Read this essay by Warren Buffett.
http://www.tilsonfunds.com/superinvestors.html
Quote:
I would like you to imagine a national coin-flipping contest. Let's assume we get 225 million Americans up tomorrow morning and we ask them all to wager a dollar. They go out in the morning at sunrise, and they all call the flip of a coin. If they call correctly, they win a dollar from those who called wrong. Each day the losers drop out, and on the subsequent day the stakes build as all previous winnings are put on the line. After ten flips on ten mornings, there will be approximately 220,000 people in the United States who have correctly called ten flips in a row. They each will have won a little over $1,000.

Now this group will probably start getting a little puffed up about this, human nature being what it is. They may try to be modest, but at cocktail parties they will occasionally admit to attractive members of the opposite sex what their technique is, and what marvelous insights they bring to the field of flipping.
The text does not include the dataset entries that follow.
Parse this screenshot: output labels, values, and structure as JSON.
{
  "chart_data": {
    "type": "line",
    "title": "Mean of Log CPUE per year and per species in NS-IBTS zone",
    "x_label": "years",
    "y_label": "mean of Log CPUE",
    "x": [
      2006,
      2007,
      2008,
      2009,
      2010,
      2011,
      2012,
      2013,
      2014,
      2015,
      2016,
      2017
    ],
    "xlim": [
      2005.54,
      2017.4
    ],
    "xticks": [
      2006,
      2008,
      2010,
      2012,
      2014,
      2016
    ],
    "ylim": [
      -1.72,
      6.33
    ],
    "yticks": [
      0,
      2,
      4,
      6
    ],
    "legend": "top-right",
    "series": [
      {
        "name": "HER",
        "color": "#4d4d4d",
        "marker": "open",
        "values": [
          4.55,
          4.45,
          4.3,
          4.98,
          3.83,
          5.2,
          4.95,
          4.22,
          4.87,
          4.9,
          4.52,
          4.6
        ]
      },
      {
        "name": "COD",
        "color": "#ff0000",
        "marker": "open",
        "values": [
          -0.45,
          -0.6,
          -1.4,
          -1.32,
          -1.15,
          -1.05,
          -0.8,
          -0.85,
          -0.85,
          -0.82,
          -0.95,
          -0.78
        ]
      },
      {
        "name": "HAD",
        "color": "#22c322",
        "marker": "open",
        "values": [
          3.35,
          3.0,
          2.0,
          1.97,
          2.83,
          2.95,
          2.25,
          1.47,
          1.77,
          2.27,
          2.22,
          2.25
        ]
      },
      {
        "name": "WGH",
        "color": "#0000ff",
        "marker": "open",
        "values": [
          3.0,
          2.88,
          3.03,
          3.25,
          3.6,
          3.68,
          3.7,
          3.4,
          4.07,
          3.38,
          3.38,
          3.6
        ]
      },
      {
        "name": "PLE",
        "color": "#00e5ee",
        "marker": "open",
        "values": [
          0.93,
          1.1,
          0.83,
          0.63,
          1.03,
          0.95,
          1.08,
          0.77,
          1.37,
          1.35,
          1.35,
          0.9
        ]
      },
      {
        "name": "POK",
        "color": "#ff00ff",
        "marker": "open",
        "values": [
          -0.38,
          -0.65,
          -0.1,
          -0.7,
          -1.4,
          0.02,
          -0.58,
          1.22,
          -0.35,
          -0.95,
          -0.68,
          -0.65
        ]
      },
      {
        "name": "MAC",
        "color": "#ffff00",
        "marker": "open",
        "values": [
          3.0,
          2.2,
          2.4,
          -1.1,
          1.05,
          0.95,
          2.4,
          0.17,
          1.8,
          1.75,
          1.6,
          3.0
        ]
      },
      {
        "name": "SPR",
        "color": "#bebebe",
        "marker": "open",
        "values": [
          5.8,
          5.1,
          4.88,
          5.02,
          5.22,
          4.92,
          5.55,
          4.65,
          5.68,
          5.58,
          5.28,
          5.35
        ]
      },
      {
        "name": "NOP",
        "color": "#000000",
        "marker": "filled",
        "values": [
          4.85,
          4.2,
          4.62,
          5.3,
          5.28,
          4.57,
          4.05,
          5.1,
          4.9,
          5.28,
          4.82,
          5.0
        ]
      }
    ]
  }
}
Assuming that the winners are getting the appropriate rewards from the losers, in another ten days we will have 215 people who have successfully called their coin flips 20 times in a row and who, by this exercise, each have turned one dollar into a little over $1 million. $225 million would have been lost, $225 million would have been won.

By then, this group will really lose their heads. They will probably write books on "How I turned a Dollar into a Million in Twenty Days Working Thirty Seconds a Morning." Worse yet, they'll probably start jetting around the country attending seminars on efficient coin-flipping and tackling skeptical professors with, " If it can't be done, why are there 215 of us?"

Last edited by carboy : 23rd December 2012 at 11:28.